Okay, okay… let’s calm down and take a look at the situation. Is it really worth all that worry and nail biting?
A lot of people think so, especially after Jupiter Research announced last month that 58 percent of users delete their cookies regularly, with 40 percent deleting them every month. That news definitely got people a little concerned, but it may not be as important as you think it is.
Brandt Dainow wrote a great article, “The Implications of Cookie Cutting” where he points out the following:
Let’s just stop for a minute and remember what Jupiter Research said — people are not cutting all cookies. Only 1 percent cut a cookie set by the site. People are cutting third-party cookies. If you set your own cookies, the inaccuracy introduced by cookie cutting is less than that produced by general cookie blocking.

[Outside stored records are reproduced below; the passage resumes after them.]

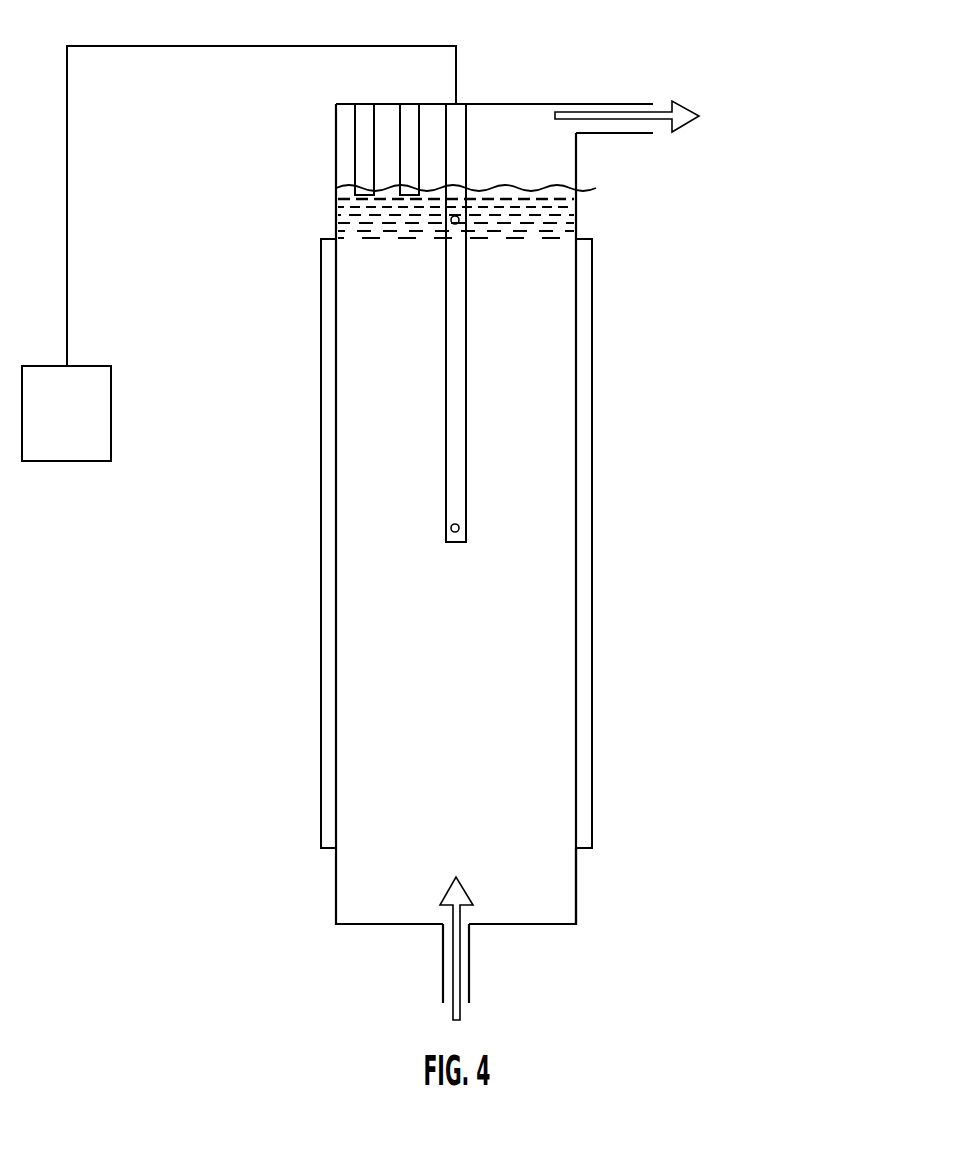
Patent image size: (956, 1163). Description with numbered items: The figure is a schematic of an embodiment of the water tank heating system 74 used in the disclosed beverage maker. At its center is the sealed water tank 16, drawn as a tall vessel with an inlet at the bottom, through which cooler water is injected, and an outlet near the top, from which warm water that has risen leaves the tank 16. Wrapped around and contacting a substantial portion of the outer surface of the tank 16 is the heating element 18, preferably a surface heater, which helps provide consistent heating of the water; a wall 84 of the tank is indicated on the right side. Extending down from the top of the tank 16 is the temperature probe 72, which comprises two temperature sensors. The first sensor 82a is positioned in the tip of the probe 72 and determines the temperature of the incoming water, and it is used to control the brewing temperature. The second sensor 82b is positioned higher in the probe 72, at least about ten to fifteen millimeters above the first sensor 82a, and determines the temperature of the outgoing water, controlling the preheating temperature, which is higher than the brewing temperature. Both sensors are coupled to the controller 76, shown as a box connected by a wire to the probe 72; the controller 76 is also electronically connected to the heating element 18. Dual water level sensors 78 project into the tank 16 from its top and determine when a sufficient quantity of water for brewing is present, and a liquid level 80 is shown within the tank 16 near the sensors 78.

The sealed water tank 16 is at (655, 681).
The heating element 18 is at (321, 643).
The temperature probe 72 is at (460, 104).
The heating system 74 is at (795, 77).
The controller 76 is at (67, 462).
The water level sensors 78 is at (409, 104).
The liquid level 80 is at (336, 171).
The first sensor 82a is at (460, 528).
The second sensor 82b is at (460, 220).
The vessel wall 84 is at (577, 878).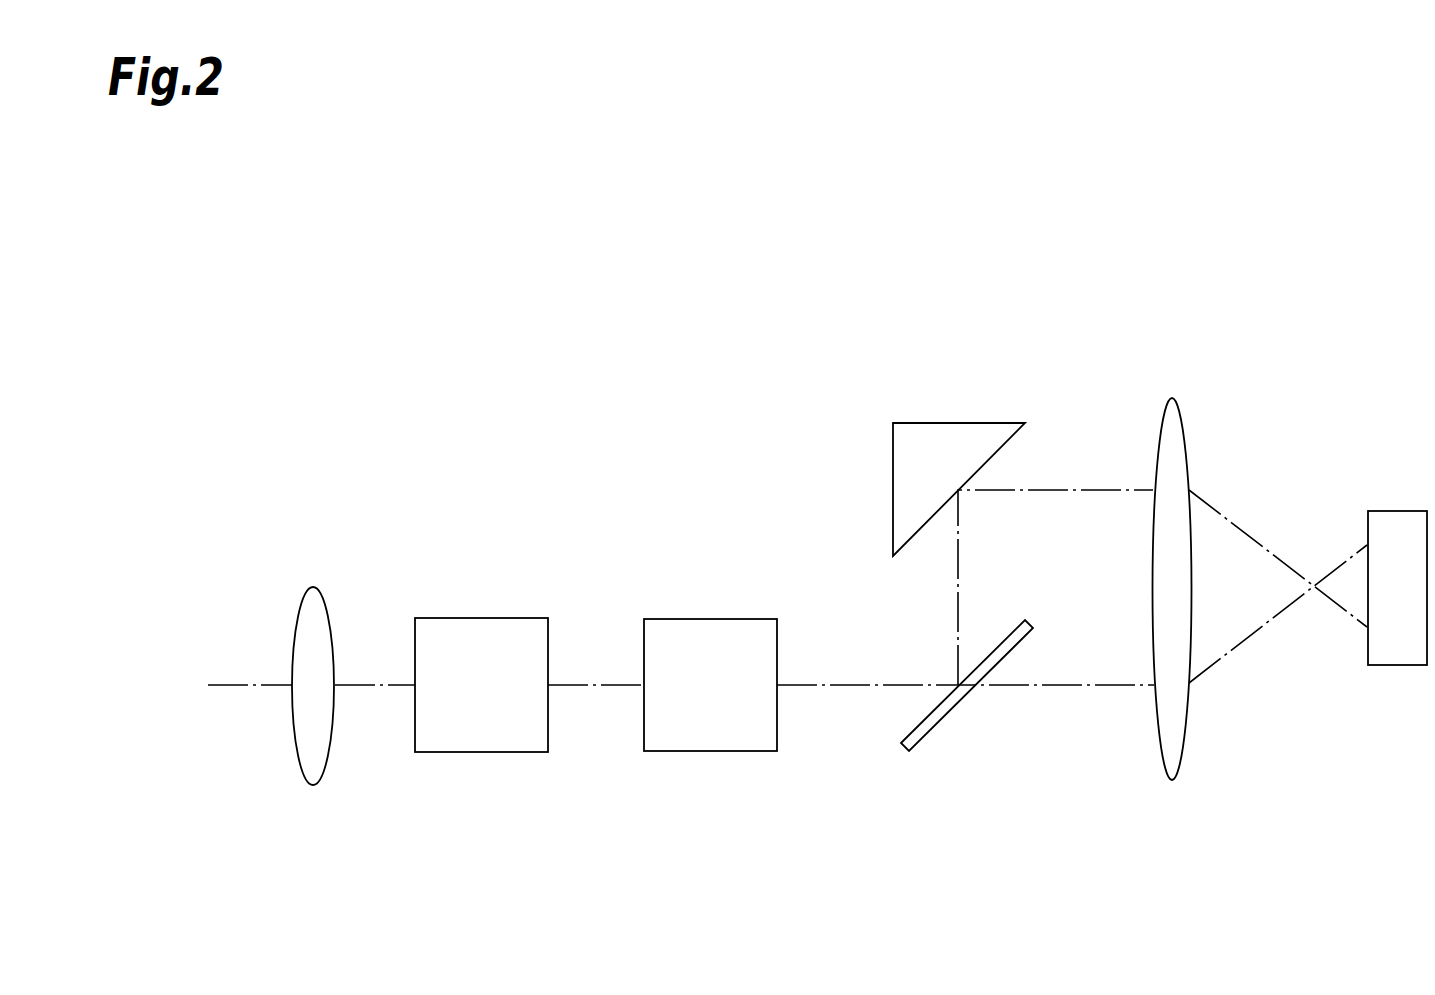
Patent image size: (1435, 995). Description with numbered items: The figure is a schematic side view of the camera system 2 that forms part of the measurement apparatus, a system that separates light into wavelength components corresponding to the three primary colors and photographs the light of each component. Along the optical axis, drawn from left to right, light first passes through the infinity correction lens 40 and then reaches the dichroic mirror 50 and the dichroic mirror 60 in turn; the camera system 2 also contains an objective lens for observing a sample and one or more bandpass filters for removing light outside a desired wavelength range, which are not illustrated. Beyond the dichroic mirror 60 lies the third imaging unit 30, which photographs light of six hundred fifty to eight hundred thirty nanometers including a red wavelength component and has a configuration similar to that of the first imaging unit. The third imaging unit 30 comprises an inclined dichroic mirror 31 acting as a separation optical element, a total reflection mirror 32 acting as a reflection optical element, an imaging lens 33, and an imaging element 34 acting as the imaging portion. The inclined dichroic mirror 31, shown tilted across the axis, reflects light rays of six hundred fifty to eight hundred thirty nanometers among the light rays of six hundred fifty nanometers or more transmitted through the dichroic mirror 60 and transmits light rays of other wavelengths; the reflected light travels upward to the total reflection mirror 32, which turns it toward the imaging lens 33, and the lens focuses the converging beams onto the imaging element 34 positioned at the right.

The camera system 2 is at (475, 380).
The third imaging unit 30 is at (1138, 378).
The inclined dichroic mirror 31 is at (950, 717).
The total reflection mirror 32 is at (916, 422).
The imaging lens 33 is at (1172, 782).
The imaging element 34 is at (1408, 510).
The infinity correction lens 40 is at (312, 585).
The dichroic mirror 50 is at (506, 617).
The dichroic mirror 60 is at (736, 618).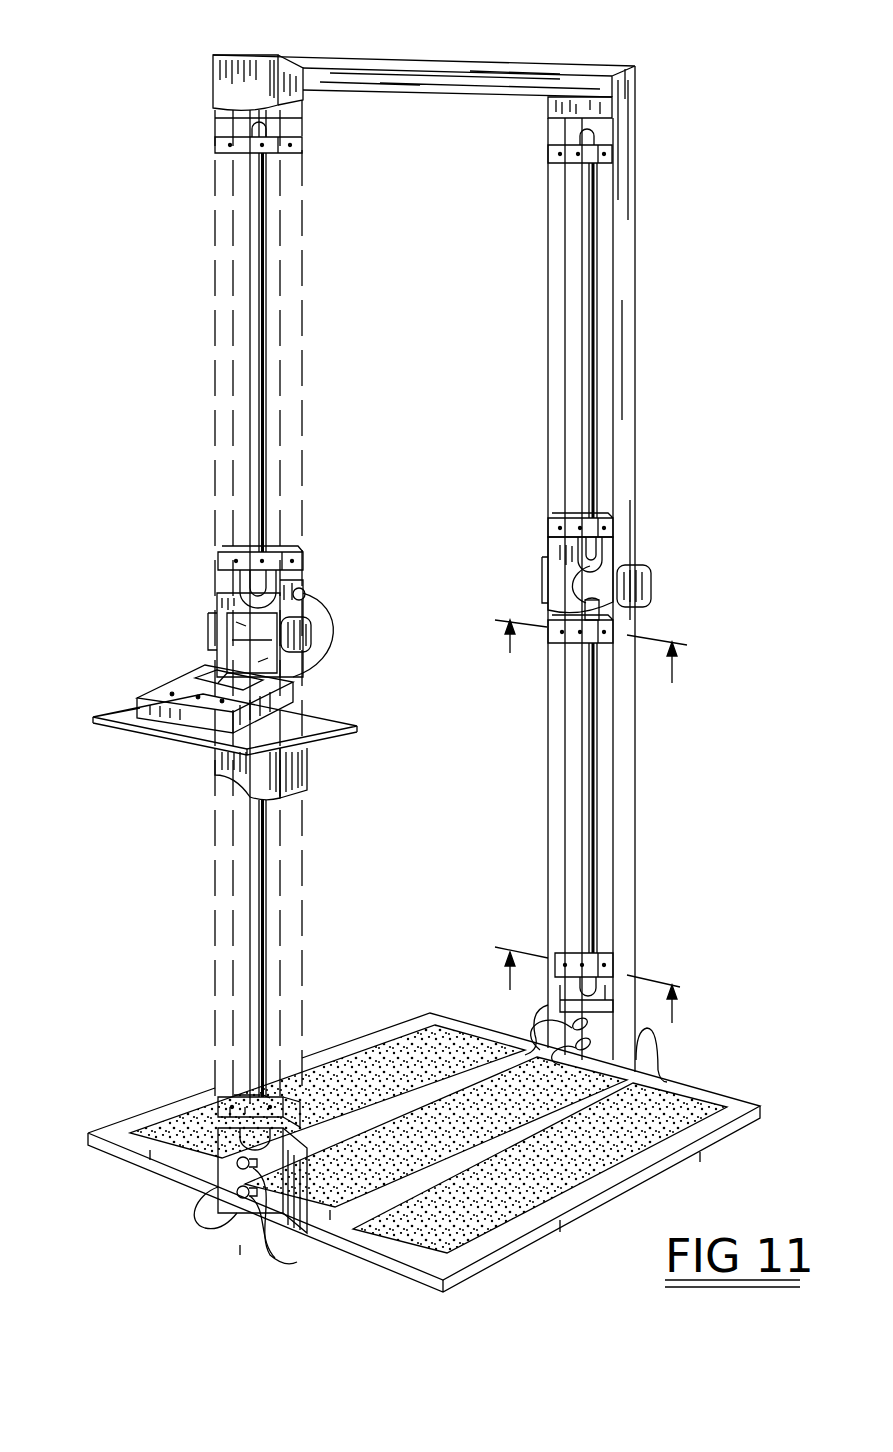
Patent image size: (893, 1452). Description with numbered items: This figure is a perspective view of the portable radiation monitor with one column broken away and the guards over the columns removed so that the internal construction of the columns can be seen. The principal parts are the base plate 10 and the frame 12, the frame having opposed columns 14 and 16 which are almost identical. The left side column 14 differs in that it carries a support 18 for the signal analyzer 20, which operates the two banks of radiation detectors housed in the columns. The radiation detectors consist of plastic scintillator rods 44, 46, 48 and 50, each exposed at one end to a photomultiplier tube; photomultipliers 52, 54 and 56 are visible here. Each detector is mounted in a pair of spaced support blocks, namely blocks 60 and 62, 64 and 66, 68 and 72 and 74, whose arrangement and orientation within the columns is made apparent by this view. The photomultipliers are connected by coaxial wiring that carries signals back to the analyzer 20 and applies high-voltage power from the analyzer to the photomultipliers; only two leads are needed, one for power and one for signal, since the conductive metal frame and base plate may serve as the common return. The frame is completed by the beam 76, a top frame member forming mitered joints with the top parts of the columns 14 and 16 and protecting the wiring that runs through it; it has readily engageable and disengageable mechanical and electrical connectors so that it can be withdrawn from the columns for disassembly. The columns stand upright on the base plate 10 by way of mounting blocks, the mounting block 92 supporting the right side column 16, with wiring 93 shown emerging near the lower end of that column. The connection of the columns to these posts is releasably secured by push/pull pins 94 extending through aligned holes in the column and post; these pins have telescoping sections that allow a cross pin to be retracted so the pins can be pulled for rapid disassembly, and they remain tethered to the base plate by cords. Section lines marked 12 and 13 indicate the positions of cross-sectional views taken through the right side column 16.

The base plate 10 is at (700, 1153).
The frame 12 is at (591, 634).
The section line 13- 13 is at (591, 964).
The column 14 is at (222, 765).
The column 16 is at (636, 832).
The support 18 is at (147, 746).
The signal analyzer 20 is at (183, 678).
The plastic scintillator detector rod 44 is at (592, 788).
The plastic scintillator detector rod 46 is at (592, 378).
The plastic scintillator detector rod 48 is at (265, 878).
The plastic scintillator detector rod 50 is at (262, 378).
The photomultiplier tube 52 is at (598, 550).
The photomultiplier tube 54 is at (577, 620).
The photomultiplier tube 56 is at (257, 585).
The support block 60 is at (560, 526).
The support block 62 is at (615, 158).
The support block 64 is at (590, 957).
The support block 66 is at (580, 637).
The support block 68 is at (223, 1090).
The support block 72 is at (300, 552).
The support block 74 is at (216, 142).
The beam 76 is at (430, 57).
The mounting block 92 is at (598, 1052).
The cables 93 is at (580, 1045).
The push/pull pins 94 is at (262, 1205).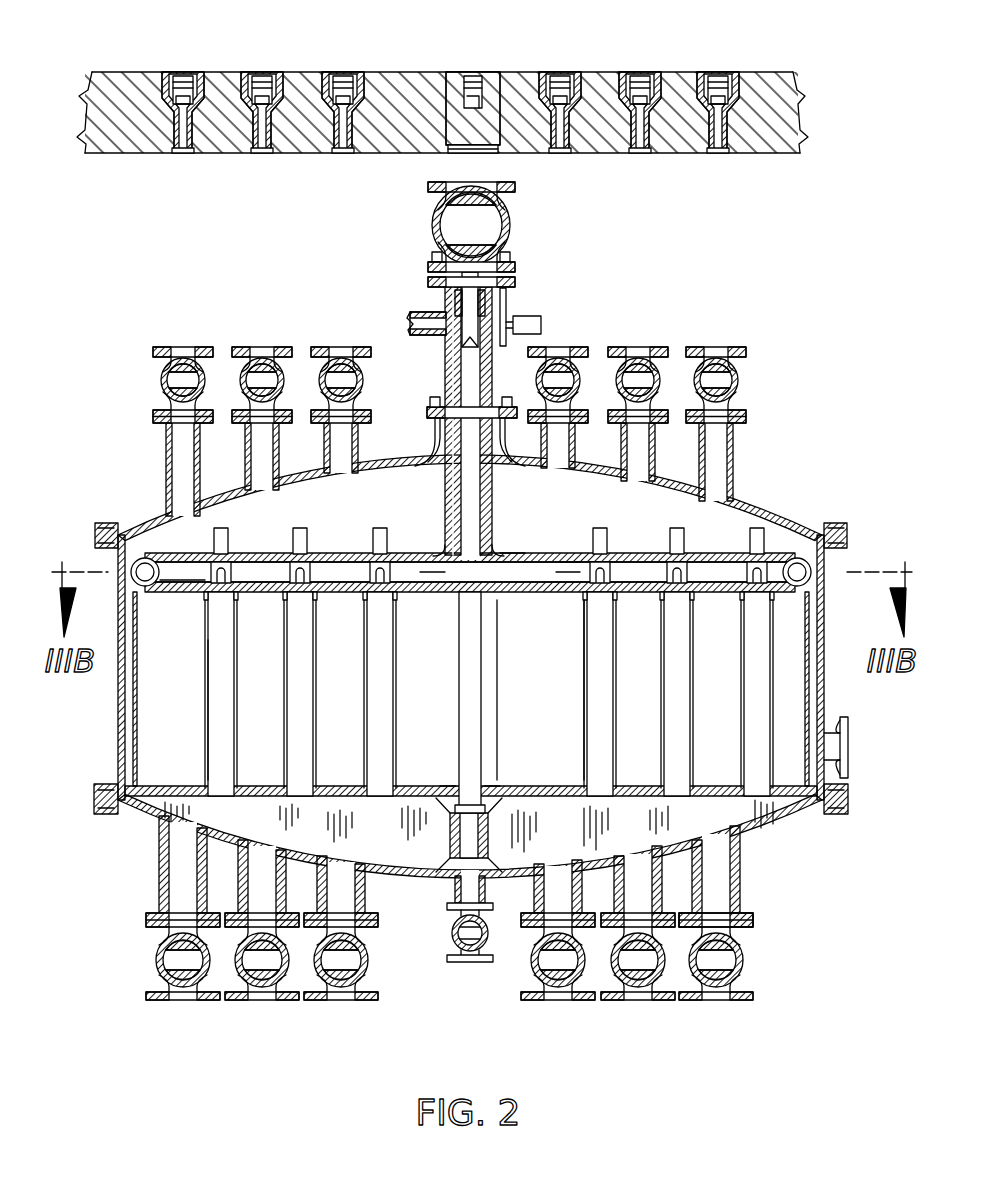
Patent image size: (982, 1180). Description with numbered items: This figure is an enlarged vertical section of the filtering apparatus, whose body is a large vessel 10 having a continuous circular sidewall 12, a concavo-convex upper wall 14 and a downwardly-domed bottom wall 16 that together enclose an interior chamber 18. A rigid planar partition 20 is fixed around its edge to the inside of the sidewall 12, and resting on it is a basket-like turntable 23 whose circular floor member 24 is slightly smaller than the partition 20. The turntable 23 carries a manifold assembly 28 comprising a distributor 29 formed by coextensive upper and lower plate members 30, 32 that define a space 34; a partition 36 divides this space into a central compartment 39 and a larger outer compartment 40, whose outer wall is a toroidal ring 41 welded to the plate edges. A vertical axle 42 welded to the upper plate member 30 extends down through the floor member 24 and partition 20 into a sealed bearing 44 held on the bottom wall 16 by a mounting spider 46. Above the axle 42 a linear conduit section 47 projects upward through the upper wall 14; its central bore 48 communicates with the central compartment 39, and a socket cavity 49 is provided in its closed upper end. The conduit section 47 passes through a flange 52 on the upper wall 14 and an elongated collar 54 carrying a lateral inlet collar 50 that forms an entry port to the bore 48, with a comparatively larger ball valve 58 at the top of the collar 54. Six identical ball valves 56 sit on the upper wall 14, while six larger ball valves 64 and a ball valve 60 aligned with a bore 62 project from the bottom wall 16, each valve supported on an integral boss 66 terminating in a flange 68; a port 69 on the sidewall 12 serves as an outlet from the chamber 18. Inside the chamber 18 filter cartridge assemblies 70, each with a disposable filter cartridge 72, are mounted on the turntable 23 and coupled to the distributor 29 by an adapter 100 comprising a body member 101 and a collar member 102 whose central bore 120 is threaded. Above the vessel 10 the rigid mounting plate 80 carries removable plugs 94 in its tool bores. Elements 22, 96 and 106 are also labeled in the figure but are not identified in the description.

The vessel 10 is at (458, 662).
The circular sidewall 12 is at (114, 740).
The upper wall 14 is at (800, 520).
The bottom wall 16 is at (762, 836).
The interior chamber 18 is at (509, 719).
The partition 20 is at (395, 800).
The electrolyte region 22 is at (566, 636).
The turntable 23 is at (514, 549).
The floor member 24 is at (446, 785).
The manifold assembly 28 is at (495, 567).
The distributor 29 is at (337, 598).
The upper plate member 30 is at (440, 597).
The lower plate member 32 is at (572, 555).
The space 34 is at (614, 584).
The partition 36 is at (505, 592).
The central compartment 39 is at (432, 577).
The outer compartment 40 is at (563, 581).
The toroidal ring 41 is at (826, 572).
The vertical axle 42 is at (460, 705).
The bearing 44 is at (490, 832).
The mounting spider 46 is at (490, 858).
The linear conduit section 47 is at (444, 497).
The central bore 48 is at (474, 515).
The socket cavity 49 is at (505, 300).
The inlet collar 50 is at (428, 312).
The flange 52 is at (440, 450).
The elongated collar 54 is at (444, 362).
The ball valves 56 is at (160, 386).
The ball valve 58 is at (430, 236).
The ball valve 60 is at (453, 940).
The bore 62 is at (455, 904).
The ball valves 64 is at (154, 963).
The boss 66 is at (164, 482).
The flange 68 is at (748, 912).
The port 69 is at (846, 735).
The filter cartridge assemblies 70 is at (204, 683).
The disposable filter cartridge 72 is at (217, 728).
The rigid mounting plate 80 is at (442, 117).
The plugs 94 is at (456, 80).
The center socket 96 is at (478, 80).
The adapter 100 is at (236, 572).
The body member 101 is at (188, 570).
The collar member 102 is at (229, 537).
The fitting 106 is at (690, 584).
The central bore 120 is at (204, 602).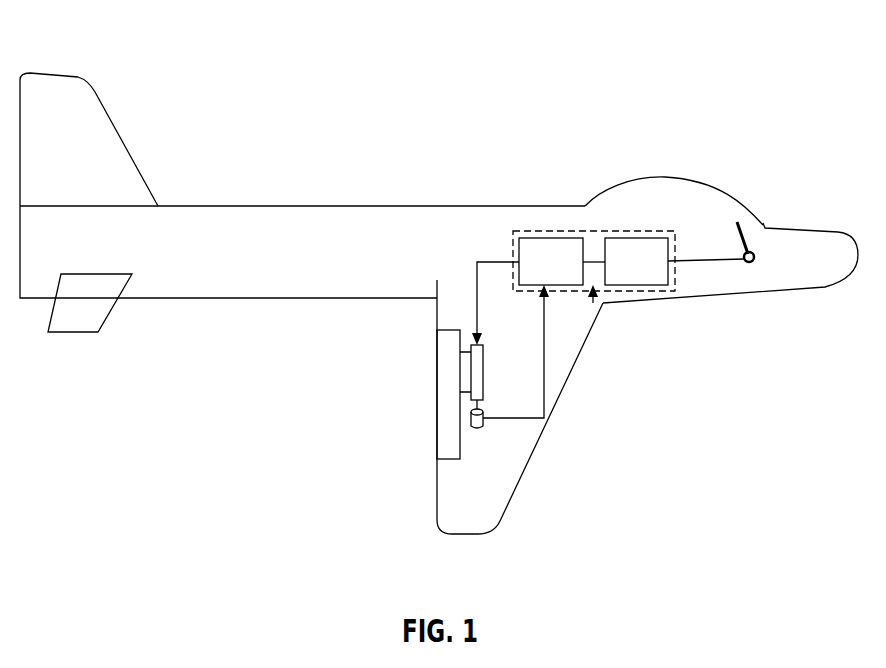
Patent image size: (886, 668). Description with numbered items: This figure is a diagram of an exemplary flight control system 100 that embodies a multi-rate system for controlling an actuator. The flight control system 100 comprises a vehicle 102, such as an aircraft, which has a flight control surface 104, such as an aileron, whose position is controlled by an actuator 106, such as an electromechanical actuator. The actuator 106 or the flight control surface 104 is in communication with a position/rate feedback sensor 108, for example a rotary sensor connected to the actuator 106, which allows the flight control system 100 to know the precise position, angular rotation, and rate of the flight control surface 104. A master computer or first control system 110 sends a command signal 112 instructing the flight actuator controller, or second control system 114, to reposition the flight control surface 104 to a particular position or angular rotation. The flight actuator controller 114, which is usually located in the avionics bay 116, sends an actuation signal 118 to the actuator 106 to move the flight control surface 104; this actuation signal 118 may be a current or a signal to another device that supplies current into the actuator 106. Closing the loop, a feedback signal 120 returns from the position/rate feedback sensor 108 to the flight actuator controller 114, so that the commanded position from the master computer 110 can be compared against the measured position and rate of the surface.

So this is only a problem if you use analytics software running on another company’s website which sets a cookie through yours — a third-party cookie. Tracking repeat visitors by other means, acceptable for audit standards, turns out to be as accurate as third-party cookies. In some cases (such as the insurance site) it may actually be more accurate not to use persistent cookies.
The key fact from Jupiter is that people are deleting third party cookies. People don’t mind if a site they choose to visit sets a cookie. What they object to is companies they don’t know doing it without their knowledge, especially if that information is used to follow them around and snoop on them as they surf.
Whew! That’s a relief since Google Analytics only uses first party cookies.